"Cross-Validation and its outputs in RM Studio"
We get a lot of questions about how exactly the Cross Validation operator works, and what those 'exa', 'mod', and 'tes' outputs produce, in RM Studio. Hence it seems a good idea to explain this in depth as a KB article. So here I go...
What is Cross Validation?
Cross Validation is a method used to find a true estimate of the performance of mathematical models built on relatively small data sets. It builds a series of models on subsets of the data and tests each model on the remainder of the data to determine an average performance metric of the models, rather than one performance metric of one model.Split Validation, a much simpler process where you just split the data once into a 'training' and 'testing' set, works very well for very large data sets. But it's Achilles heel is its assumption that the testing set is a representative sample of the entire data set. This is likely true for large data sets, but less and less likely the smaller your data set is.
How does Cross Validation work?
Cross Validation works by dividing the data set first into n partitions, and then building n unique models one at a time (each iteration is called a "fold"). For each iteration, a model is created using n-1 partitions and using the nth partition. The model itself is not relevant; what is retained is the model performance. This is repeated using a different partition as the hold-out set until each partition is used.
After the n performances are calculated, we calculate the average performance (and its standard deviation) of all n models built during the cross validation.
Lastly, we build a true model with the entire data set and display this calculated average performance.
Very Simplistic Example of Cross Validation
Let's walk through exactly how it works using a very simple example. Here is a data set where we have one independent variable (x) and one dependent variable (y). The goal is to produce the best linear regression model of these data using cross validation. The y values were randomly generated.
In this example we're going to use linear sampling, 5-fold cross validation, and RSME as our performance metric:
- Linear sampling - we will pull our hold-out sets in order which the data sets is given to us
- 5-fold Cross Validation - we will perform five iterations to find five performances using five hold-out sets
- RSME - the root-mean-squared-error of the predicted values of each hold-out set vs the actual values
average RSME = avg (0.347, 0.286, 0.306, 0.289, 0.321) = 0.310
standard deviation of RSME = stdev (0.347, 0.286, 0.306, 0.289, 0.321) = 0.025
The model representing this performance metric is none of the models shown above; it is a new model produced on the entire data set. Sometimes this is considered the "n+1" th iteration.
Calculate the actual model
What are the outputs of the Cross Validation operator in RapidMiner Studio?
Ok now we can answer this question! They are as follows:
- mod - the actual mathematical model built on the entire data set (see last step above). Usually only the relevant coefficients or equivalent are displayed.
- exa - the original ExampleSet (data). This is simple a pass-thru.

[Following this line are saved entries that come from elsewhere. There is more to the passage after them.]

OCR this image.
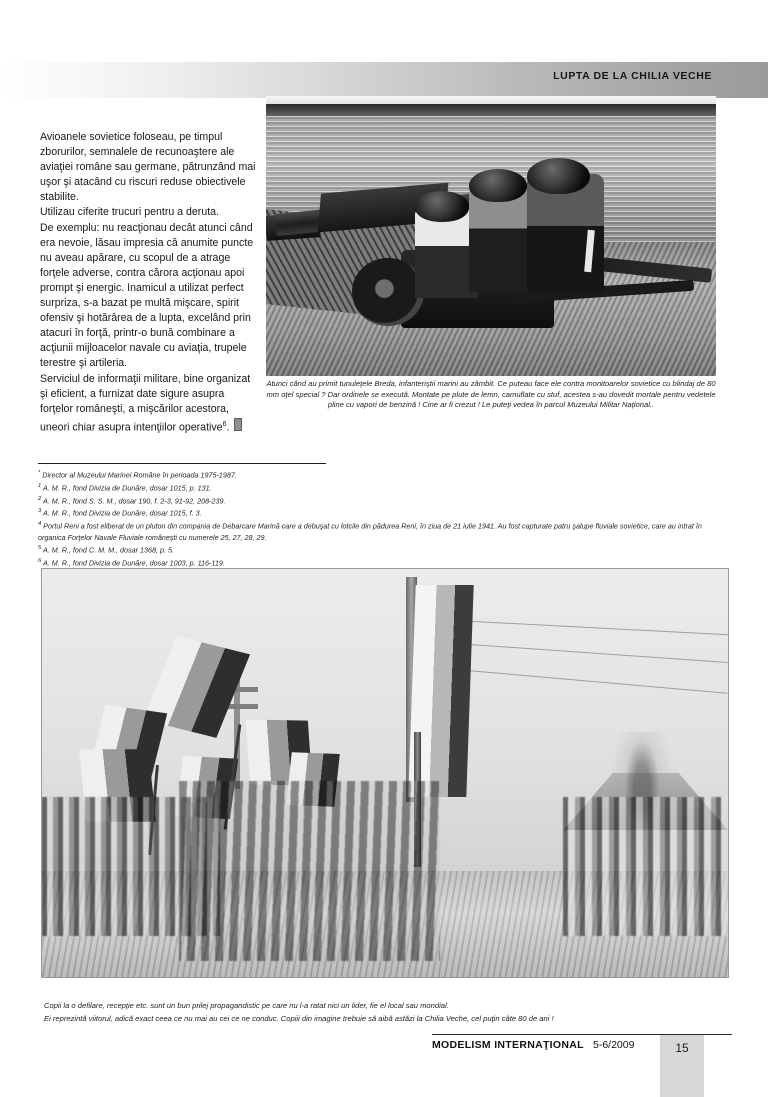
LUPTA DE LA CHILIA VECHE

Avioanele sovietice foloseau, pe timpul zborurilor, semnalele de recunoaştere ale aviaţiei române sau germane, pătrunzând mai uşor şi atacând cu riscuri reduse obiectivele stabilite.

Utilizau ciferite trucuri pentru a deruta.

De exemplu: nu reacţionau decât atunci când era nevoie, lăsau impresia că anumite puncte nu aveau apărare, cu scopul de a atrage forţele adverse, contra cărora acţionau apoi prompt şi energic. Inamicul a utilizat perfect surpriza, s-a bazat pe multă mişcare, spirit ofensiv şi hotărârea de a lupta, excelând prin atacuri în forţă, printr-o bună combinare a acţiunii mijloacelor navale cu aviaţia, trupele terestre şi artileria.

Serviciul de informaţii militare, bine organizat şi eficient, a furnizat date sigure asupra forţelor româneşti, a mişcărilor acestora, uneori chiar asupra intenţiilor operative$^6$.

Atunci când au primit tunuleţele Breda, infanteriştii marini au zâmbit. Ce puteau face ele contra monitoarelor sovietice cu blindaj de 80 mm oţel special ? Dar ordinele se execută. Montate pe plute de lemn, camuflate cu stuf, acestea s-au dovedit mortale pentru vedetele pline cu vapori de benzină ! Cine ar fi crezut ! Le puteţi vedea în parcul Muzeului Militar Naţional..

* Director al Muzeului Marinei Române în perioada 1975-1987.

$^1$ A. M. R., fond Divizia de Dunăre, dosar 1015, p. 131.

$^2$ A. M. R., fond S. S. M., dosar 190, f. 2-3, 91-92, 208-239.

$^3$ A. M. R., fond Divizia de Dunăre, dosar 1015, f. 3.

$^4$ Portul Reni a fost eliberat de un pluton din compania de Debarcare Marină care a debuşat cu lotcile din pădurea Reni, în ziua de 21 iulie 1941. Au fost capturate patru şalupe fluviale sovietice, care au intrat în organica Forţelor Navale Fluviale româneşti cu numerele 25, 27, 28, 29.

$^5$ A. M. R., fond C. M. M., dosar 1368, p. 5.

$^6$ A. M. R., fond Divizia de Dunăre, dosar 1003, p. 116-119.

Copii la o defilare, recepţie etc. sunt un bun prilej propagandistic pe care nu l-a ratat nici un lider, fie el local sau mondial.
Ei reprezintă viitorul, adică exact ceea ce nu mai au cei ce ne conduc. Copiii din imagine trebuie să aibă astăzi la Chilia Veche, cel puţin câte 80 de ani !
MODELISM INTERNAŢIONAL 5-6/2009	15
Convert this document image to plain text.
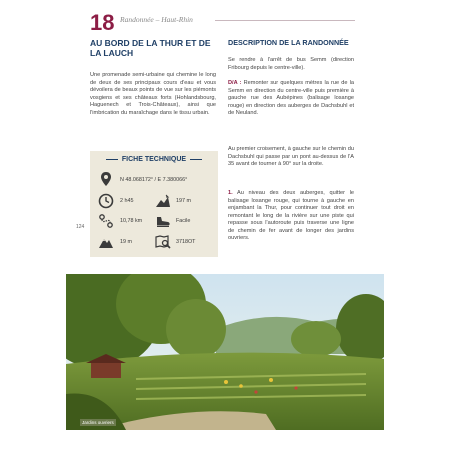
18 Randonnée – Haut-Rhin
AU BORD DE LA THUR ET DE LA LAUCH
Une promenade semi-urbaine qui chemine le long de deux de ses principaux cours d'eau et vous dévoilera de beaux points de vue sur les piémonts vosgiens et ses châteaux forts (Hohlandsbourg, Haguenech et Trois-Châteaux), ainsi que l'imbrication du maraîchage dans le tissu urbain.
FICHE TECHNIQUE
N 48.068172° / E 7.380066°
2 h45	197 m
10,78 km	Facile
19 m	3718OT
124
DESCRIPTION DE LA RANDONNÉE
Se rendre à l'arrêt de bus Semm (direction Fribourg depuis le centre-ville).
D/A : Remonter sur quelques mètres la rue de la Semm en direction du centre-ville puis première à gauche rue des Aubépines (balisage losange rouge) en direction des auberges de Dachsbuhl et de Neuland.
Au premier croisement, à gauche sur le chemin du Dachsbuhl qui passe par un pont au-dessus de l'A 35 avant de tourner à 90° sur la droite.
1. Au niveau des deux auberges, quitter le balisage losange rouge, qui tourne à gauche en enjambant la Thur, pour continuer tout droit en remontant le long de la rivière sur une piste qui repasse sous l'autoroute puis traverse une ligne de chemin de fer avant de longer des jardins ouvriers.
Jardins ouvriers
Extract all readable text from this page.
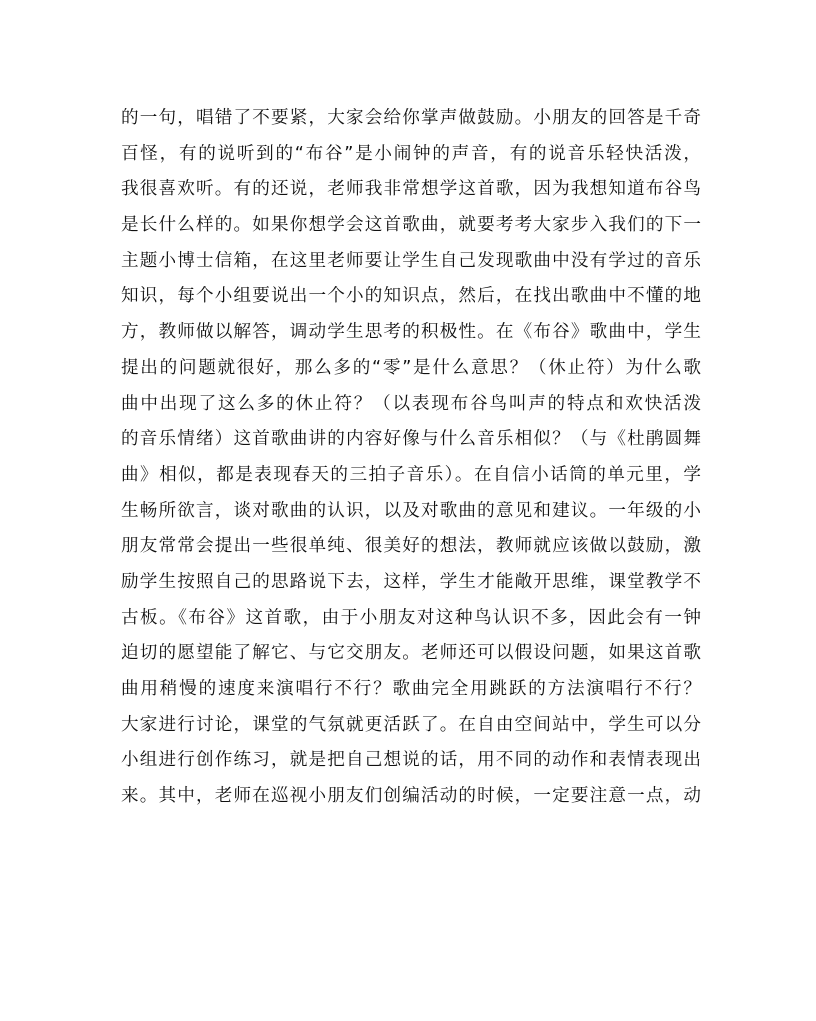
的一句，唱错了不要紧，大家会给你掌声做鼓励。小朋友的回答是千奇
百怪，有的说听到的“布谷”是小闹钟的声音，有的说音乐轻快活泼，
我很喜欢听。有的还说，老师我非常想学这首歌，因为我想知道布谷鸟
是长什么样的。如果你想学会这首歌曲，就要考考大家步入我们的下一
主题小博士信箱，在这里老师要让学生自己发现歌曲中没有学过的音乐
知识，每个小组要说出一个小的知识点，然后，在找出歌曲中不懂的地
方，教师做以解答，调动学生思考的积极性。在《布谷》歌曲中，学生
提出的问题就很好，那么多的“零”是什么意思？（休止符）为什么歌
曲中出现了这么多的休止符？（以表现布谷鸟叫声的特点和欢快活泼
的音乐情绪）这首歌曲讲的内容好像与什么音乐相似？（与《杜鹃圆舞
曲》相似，都是表现春天的三拍子音乐）。在自信小话筒的单元里，学
生畅所欲言，谈对歌曲的认识，以及对歌曲的意见和建议。一年级的小
朋友常常会提出一些很单纯、很美好的想法，教师就应该做以鼓励，激
励学生按照自己的思路说下去，这样，学生才能敞开思维，课堂教学不
古板。《布谷》这首歌，由于小朋友对这种鸟认识不多，因此会有一钟
迫切的愿望能了解它、与它交朋友。老师还可以假设问题，如果这首歌
曲用稍慢的速度来演唱行不行？歌曲完全用跳跃的方法演唱行不行？
大家进行讨论，课堂的气氛就更活跃了。在自由空间站中，学生可以分
小组进行创作练习，就是把自己想说的话，用不同的动作和表情表现出
来。其中，老师在巡视小朋友们创编活动的时候，一定要注意一点，动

- tes - the testing ExampleSet. Note that this is NOT the application of the final model on the data set; rather it displays all the hold-out testing sets from the n-fold cross validation in one appended list.
- per = the average performance of the n-fold cross validation
For our example, these are as follows:
Why should we go through all this trouble?I am going to just insert a few paragraphs from founder @IngoRM here:
Cross validation is not about model building at all. It is a common scheme to estimate (not calculate! - subtle but important difference) how well a given model will work on unseen data. So the fact that we deliver a model at the end (for convenience reasons) might lead you to the conclusion that it actually is about model building as well - but this is just not the case.
Ok, here is why this validation is an approximation of an estimation for a given model only: typically you want to use as much data as possible since labeled data is expensive and in most cases the learning curves show you that more data leads to better models. So you build your model on the complete data set since you hope this is the best model you can get. Brilliant! This is the given model from above. You could now gamble and use this model in practice, hoping for the best. Or you want to know in advance if this model is really good before you use it in practice. I prefer the latter approach ;-)
So only now (actually kind of after you built the model on all data) you are of course also interested in learning how well this model works in practice on unseen data. Well, the closest estimate you could do is a so-called leave-one-our validation where you use all but 1 data points for training and the one you left out for testing. You repeat this for all data points. This way, the models you built are "closest" to the one you are actually interested in (since only one example is missing) but unfortunately this approach is not feasible for most real-world scenarios since you would need to build 1,000,000 models for a data set with 1,000,000 examples.
Here is where cross-validation enters the stage. It is just a more feasible approximation of something which already was only an estimation to begin with (since we omitted one example even in the LOO case). But this is still better than nothing. The important thing is: It is a performance estimation for the original model (built on all data), and not a tool for model selection. If at all, you could misuse a cross-validation as a tool for example selection but I won't go into this discussion now.
More food for thought: you might have an idea how to average 10 linear regression models - what do we do with 10 neural networks with different optimized network structures? Or 10 different decisions trees? How to average those? In general this problem can not be solved anyway.
The net is that none of these are good ideas; you should do the right thing which is to build one model on as much data as you can and use cross-validation to estimate how well this model will perform on new data.
Hope this helps some people. Thank you @yyhuang and @IngoRM for your help!